According to data from CoinDesk, volatility climbed to this level around the same time Bitcoin’s price jumped to $ 19,354.98. This price level was just 5% shy of the previous all-time high of $ 19,783.21 posted in December 2017 — almost three years ago.
Interestingly, there’s not a big difference between this five-month high figure and the average volatility over the long term. The annualised 30-day volatility stands at 68.64%, which is roughly 8.6% higher than the historical average 30-day volatility of 63.22%.
November was indeed a key month for the cryptocurrency. CoinDesk data shows that Bitcoin’s price increased to $ 19,392.91 on 24 November, which was a yearly-high at the time and a 40% gain for the month. A brief pullback after this rally saw its price slump to $ 16,242.70, just two days later.
However, Bitcoin managed to recover and got back on a bullish path, posting sharp gains over the following days. Remaining on this bullish path, Bitcoin went on to set a new all-time high of $ 19,900 on 30 November.
Overall, Bitcoin has been on an upward trend for the larger part of the year. Currently, it is up about 400% up from its 2020 low when price crashed to below $ 3,900 in March. Since then, the crypto coin has made the most out of its steady upward momentum.
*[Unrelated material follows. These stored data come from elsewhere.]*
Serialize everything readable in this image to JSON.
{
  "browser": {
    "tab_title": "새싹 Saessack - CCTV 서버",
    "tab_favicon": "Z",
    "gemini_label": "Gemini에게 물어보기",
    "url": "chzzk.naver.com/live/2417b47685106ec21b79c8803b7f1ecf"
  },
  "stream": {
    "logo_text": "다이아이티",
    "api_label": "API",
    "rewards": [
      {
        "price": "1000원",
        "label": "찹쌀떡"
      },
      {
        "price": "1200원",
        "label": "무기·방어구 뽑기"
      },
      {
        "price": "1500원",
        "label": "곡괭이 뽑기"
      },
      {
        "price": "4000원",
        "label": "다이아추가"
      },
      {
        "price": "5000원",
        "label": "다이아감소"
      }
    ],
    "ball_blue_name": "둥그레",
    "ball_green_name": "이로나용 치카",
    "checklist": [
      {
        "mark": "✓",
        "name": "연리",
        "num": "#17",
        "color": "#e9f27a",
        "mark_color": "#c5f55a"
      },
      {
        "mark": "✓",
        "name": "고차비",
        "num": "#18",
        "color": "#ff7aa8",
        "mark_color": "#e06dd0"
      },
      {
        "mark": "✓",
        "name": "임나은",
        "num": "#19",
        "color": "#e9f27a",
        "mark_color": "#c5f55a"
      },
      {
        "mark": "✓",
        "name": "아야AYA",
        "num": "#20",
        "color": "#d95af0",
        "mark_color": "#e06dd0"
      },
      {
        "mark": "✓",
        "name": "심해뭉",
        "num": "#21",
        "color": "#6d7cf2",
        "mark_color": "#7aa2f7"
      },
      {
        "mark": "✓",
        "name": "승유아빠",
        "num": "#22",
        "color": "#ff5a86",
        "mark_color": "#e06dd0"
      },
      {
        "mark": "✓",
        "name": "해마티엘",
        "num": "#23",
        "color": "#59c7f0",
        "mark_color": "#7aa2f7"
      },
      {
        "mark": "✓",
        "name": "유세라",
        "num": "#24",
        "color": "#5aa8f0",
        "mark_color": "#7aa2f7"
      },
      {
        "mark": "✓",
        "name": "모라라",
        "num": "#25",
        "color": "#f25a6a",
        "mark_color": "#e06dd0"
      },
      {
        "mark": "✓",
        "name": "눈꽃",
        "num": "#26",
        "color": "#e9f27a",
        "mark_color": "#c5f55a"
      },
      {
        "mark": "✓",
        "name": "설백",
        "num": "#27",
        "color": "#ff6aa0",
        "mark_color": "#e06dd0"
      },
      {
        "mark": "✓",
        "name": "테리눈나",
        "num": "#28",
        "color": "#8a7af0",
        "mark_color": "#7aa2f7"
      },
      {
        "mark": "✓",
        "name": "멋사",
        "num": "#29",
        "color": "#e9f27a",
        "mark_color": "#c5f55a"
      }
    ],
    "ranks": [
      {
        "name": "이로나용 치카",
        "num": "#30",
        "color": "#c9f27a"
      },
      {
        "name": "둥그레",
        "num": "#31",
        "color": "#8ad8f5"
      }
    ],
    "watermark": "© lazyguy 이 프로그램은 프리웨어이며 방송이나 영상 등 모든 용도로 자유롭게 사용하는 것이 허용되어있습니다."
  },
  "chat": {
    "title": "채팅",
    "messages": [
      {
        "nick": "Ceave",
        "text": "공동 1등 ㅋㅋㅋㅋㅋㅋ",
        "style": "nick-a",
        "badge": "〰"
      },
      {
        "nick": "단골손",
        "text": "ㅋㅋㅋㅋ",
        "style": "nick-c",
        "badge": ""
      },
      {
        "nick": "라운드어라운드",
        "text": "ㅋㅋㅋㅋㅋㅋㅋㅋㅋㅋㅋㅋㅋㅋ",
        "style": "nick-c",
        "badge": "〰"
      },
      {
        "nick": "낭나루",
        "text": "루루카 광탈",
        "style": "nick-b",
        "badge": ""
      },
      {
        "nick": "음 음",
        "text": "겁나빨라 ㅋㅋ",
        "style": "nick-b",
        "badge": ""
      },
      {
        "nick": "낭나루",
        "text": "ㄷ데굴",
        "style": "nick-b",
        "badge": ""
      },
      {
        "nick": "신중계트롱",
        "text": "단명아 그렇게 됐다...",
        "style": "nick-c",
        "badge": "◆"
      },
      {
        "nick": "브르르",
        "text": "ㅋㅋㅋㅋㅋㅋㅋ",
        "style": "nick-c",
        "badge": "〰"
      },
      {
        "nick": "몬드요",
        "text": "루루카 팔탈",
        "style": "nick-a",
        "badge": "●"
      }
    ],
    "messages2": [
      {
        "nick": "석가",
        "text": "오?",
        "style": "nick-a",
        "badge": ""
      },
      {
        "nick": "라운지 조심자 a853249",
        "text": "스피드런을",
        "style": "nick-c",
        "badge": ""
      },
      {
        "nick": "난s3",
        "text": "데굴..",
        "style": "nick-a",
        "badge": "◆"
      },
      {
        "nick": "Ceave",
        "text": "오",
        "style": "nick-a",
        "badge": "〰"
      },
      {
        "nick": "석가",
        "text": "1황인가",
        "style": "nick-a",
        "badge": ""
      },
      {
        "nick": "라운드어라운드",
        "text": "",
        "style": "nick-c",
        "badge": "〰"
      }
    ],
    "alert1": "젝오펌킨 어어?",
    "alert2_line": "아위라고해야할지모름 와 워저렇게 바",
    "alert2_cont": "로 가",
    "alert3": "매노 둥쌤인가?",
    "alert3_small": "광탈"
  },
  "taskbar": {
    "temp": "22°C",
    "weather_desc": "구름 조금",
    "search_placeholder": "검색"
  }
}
Regarding the recent bull season, many analysts have highlighted the influence and interest of institutions as the main driving force; in stark contrast to 2017’s bull market. Institutions like MicroStrategy as well as financial service providers like PayPal and Square, have significantly contributed to the bull run through their activities and general involvement.
The bull market of 2017, on the other hand, was totally different. The price surge at the time was propelled by retail investors and widespread media coverage.